Police Brutality: A Humanitarian Crisis
Louisa Lim, journalist and moderator of the event, said there has been escalating violence during clashes between police and protesters.
“Scenes that were unimaginable until they happened, and still remain unimaginable even after they happened,” Lim said.
For example, one female protester was shot in the right eye with a bean bag round, likely by police, which penetrated through her goggles.
HK Riot Police fired bullet and headshot a young lady. I am not sure whether her right eye will turn blind or not but it is totally insane and terrible. US should not export tear gas and rubber bullet to HK Police anymore. pic.twitter.com/R9gZKZysaO
— Joshua Wong 黃之鋒 (@joshuawongcf) August 11, 2019
Hong Kong police have frequently fired tear gas and rubber bullets, in ways that violate international norms, such as firing them in enclosed areas or at close range. Protesters have devised ways to extinguish the tear gas by pouring water on it, or by using traffic cones.
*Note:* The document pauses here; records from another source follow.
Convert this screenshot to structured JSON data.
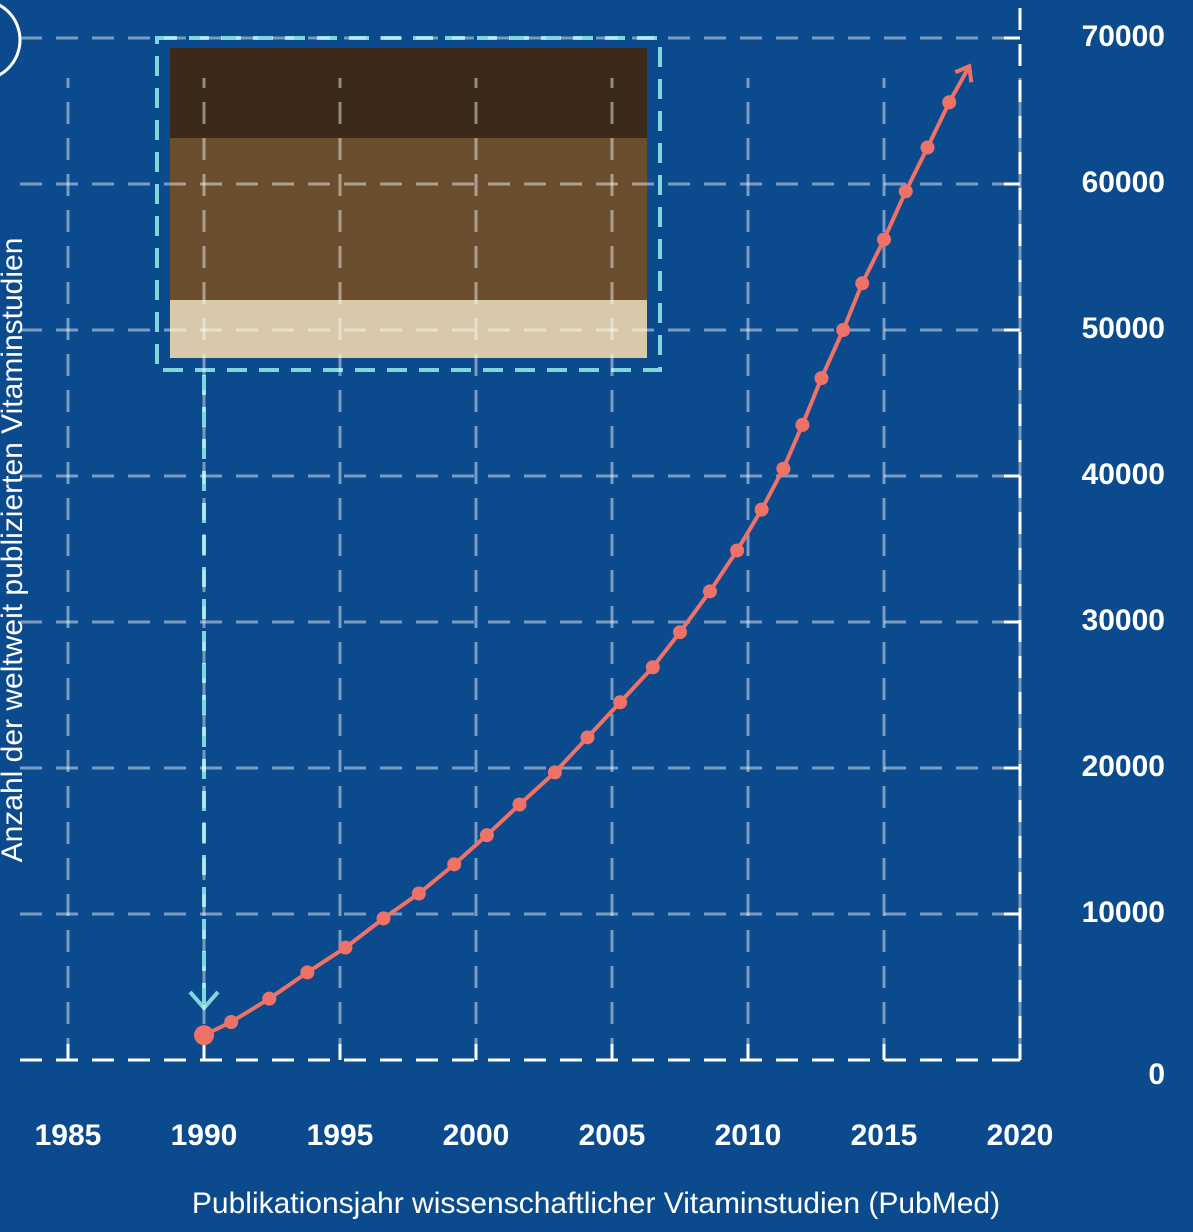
{
  "chart_data": {
    "type": "line",
    "x_label": "Publikationsjahr wissenschaftlicher Vitaminstudien (PubMed)",
    "y_label": "Anzahl der weltweit publizierten Vitaminstudien",
    "x": [
      1990.0,
      1991.0,
      1992.4,
      1993.8,
      1995.2,
      1996.6,
      1997.9,
      1999.2,
      2000.4,
      2001.6,
      2002.9,
      2004.1,
      2005.3,
      2006.5,
      2007.5,
      2008.6,
      2009.6,
      2010.5,
      2011.3,
      2012.0,
      2012.7,
      2013.5,
      2014.2,
      2015.0,
      2015.8,
      2016.6,
      2017.4
    ],
    "series": [
      {
        "color": "#ef7268",
        "values": [
          1700,
          2600,
          4200,
          6000,
          7700,
          9700,
          11400,
          13400,
          15400,
          17500,
          19700,
          22100,
          24500,
          26900,
          29300,
          32100,
          34900,
          37700,
          40500,
          43500,
          46700,
          50000,
          53200,
          56200,
          59500,
          62500,
          65600
        ]
      }
    ],
    "xlim": [
      1985,
      2020
    ],
    "xticks": [
      1985,
      1990,
      1995,
      2000,
      2005,
      2010,
      2015,
      2020
    ],
    "ylim": [
      0,
      70000
    ],
    "yticks": [
      0,
      10000,
      20000,
      30000,
      40000,
      50000,
      60000,
      70000
    ],
    "grid": true
  }
}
Lim added: “A new low came this weekend—the first time we saw riot police using water cannons and blue dye to spray protesters. We saw riot police beating people on an MTR [Hong Kong’s subway authority] train. Nine political leaders arrested including [activist] Joshua Wong, and elected legislators.”
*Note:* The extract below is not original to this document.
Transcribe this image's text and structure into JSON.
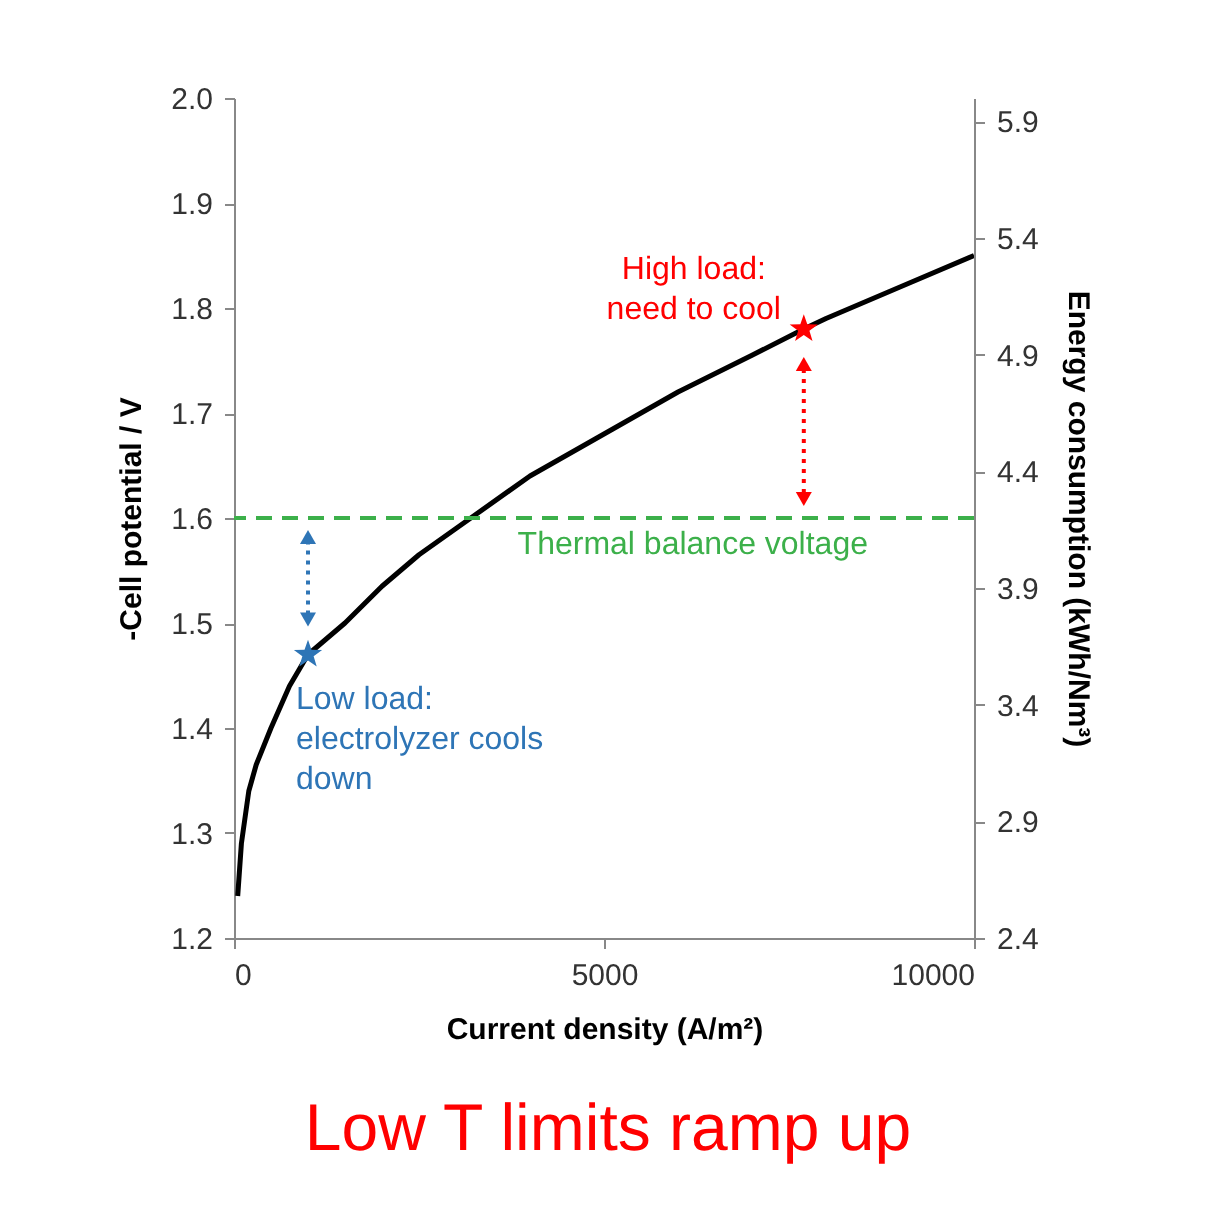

According to reports, on Aug. 31, Hong Kong police fired water cannons that unleashed blue-dyed water; the blue-dye is traditionally used to make it easier for police to identify protesters.
“So we at the moment are in face of a humanitarian crisis, where the police are doing whatever they want with the people,” Ho said.
Badiucao, a Chinese political cartoonist living in Melbourne, spoke of how the events in Hong Kong have moved him deeply and inspired many of his art pieces.
“Artists should be watchdogs in this society. It tells people that ‘yes, we can achieve something, not just in the image, but also in the reality,’” he said.
Initially anonymous, Badiucao now uses his art to challenge the censorship and dictatorship of the Chinese regime.
“I’m from mainland. And I do see Hong Kong as a beacon for democracy and freedom, not just for itself. But also for the entire China.”
Badiucao addressed pro-Beijing students in the audience and said: “I want to tell you, brother and sister, I come from your position. If you open your eyes, you will change your view. And you will find, actually the Hongkongers, the people around the world, love you the most. Because if Hong Kong can trigger the freedom of China, it’s a blessing for every one of us.”
Clive Hamilton, Professor of Public Ethics at Charles Sturt University, added that the Hong Kong protests have played an inspirational role for people around the world who are trying to understand and respond to Beijing’s influence operations, which seek to spread its agenda overseas.
Was on stage with @hoccgoomusic @badiucao and @CliveCHamilton when the extradition bill’s withdrawal was announced. Too little, too late, said @hoccgoomusic. She also said HK is already a police state pic.twitter.com/g2fIXp8JFh
— Louisa Lim (@limlouisa) September 4, 2019
“The world has been here before, the world has seen the rise of tyrannies, and for people in countries like Australia, we have a choice. How do we respond to a new and powerful and increasingly brutal tyranny?
“The Hong Kong protests really are of the world historical importance,” Hamilton said.
Speaking to reporters after the event, Ho commented on what would be the next steps for protesters. She said of Lam’s bill withdrawal, which came three months after mass protests against the bill first began: “We do not consider this as any kind of victory. This is still a very critical situation in Hong Kong. We want the world to understand we remain in crisis.”